America in my mind then, was brightness and optimism , a new hope and a new dream. It was moving Westward, and pioneering. It was clear and simple and beautiful
Kafka's 'Amerika' is complicated and mind- ridden. It is filled with paradoxes and absurdities, with strange cruel meetings .The atmosphere of nightmare and difficulty that pervades Kafka's work was felt by me then as in absolute contradiction to the American spirit.
Of the novels , 'The Castle ' 'The Trial' and this one I find this one the least satisfying, the most incoherent.
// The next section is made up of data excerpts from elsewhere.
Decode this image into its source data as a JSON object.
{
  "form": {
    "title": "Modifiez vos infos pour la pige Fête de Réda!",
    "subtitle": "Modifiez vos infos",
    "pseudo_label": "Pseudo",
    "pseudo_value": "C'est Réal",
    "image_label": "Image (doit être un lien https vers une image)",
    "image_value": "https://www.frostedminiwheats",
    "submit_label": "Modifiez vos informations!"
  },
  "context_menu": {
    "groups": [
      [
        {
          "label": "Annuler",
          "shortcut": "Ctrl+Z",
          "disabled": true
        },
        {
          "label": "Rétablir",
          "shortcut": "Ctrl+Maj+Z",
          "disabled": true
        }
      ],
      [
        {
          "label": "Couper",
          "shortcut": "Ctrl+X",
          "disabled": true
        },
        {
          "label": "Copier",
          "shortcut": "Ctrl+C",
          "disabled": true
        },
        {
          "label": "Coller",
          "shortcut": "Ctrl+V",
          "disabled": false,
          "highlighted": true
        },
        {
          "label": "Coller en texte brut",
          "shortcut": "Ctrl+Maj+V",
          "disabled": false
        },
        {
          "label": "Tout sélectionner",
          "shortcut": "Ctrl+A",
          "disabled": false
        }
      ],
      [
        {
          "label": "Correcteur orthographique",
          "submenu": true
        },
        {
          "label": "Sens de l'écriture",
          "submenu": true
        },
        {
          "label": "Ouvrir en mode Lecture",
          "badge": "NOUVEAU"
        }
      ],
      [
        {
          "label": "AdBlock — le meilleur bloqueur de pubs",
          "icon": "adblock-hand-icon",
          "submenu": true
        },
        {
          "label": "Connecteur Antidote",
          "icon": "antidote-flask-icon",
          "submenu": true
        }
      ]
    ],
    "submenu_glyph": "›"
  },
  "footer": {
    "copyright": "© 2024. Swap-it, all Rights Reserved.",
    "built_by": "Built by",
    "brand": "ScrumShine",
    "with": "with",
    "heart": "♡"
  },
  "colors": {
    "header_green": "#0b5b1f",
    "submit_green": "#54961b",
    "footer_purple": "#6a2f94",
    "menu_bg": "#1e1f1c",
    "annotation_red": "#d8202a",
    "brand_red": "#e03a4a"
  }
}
It is very much a super- incomplete work. 'Incompleteness' is of course part of Kafka's legacy and gift .But here it seems often as if there simply has not been enough time given to the text.
I am in any case a reader of Kafka's diaries, parables, stories, shorter works more than I am of his novels which I find somehow tiresome.
This is to my mind the least satisfactory of all of Kafka's work.
And yet as Kafka reveals to us our own contradictions, paradoxes and fears in a way no one else can- this work too has its meaning and instruction.
Lost in AmerikaReview Date: 2007-03-27
After fathering a child in his teenage years, Karl Rossman is shipped to America to begin his life free of stigma. But getting off of the ship that brings him to America becomes a challenge that leads him to a wealthy family member in America. However, Karl's life of luxury is short-lived. After offending his uncle, he is cast out on his own. Falling in allegiance with a pair of out of work tramps, Karl hopes to start anew. Delamarche and Robinson continually take advantage of Karl's resources until work finds Karl. These two men cost Karl his job of stature and try to force him into the servitude of the obese singer that employs Robinson and Delamarche. We never learn how Karl escaped this predicament, but find Karl in the last chapter finding an apparently great opportunity in Oklahoma.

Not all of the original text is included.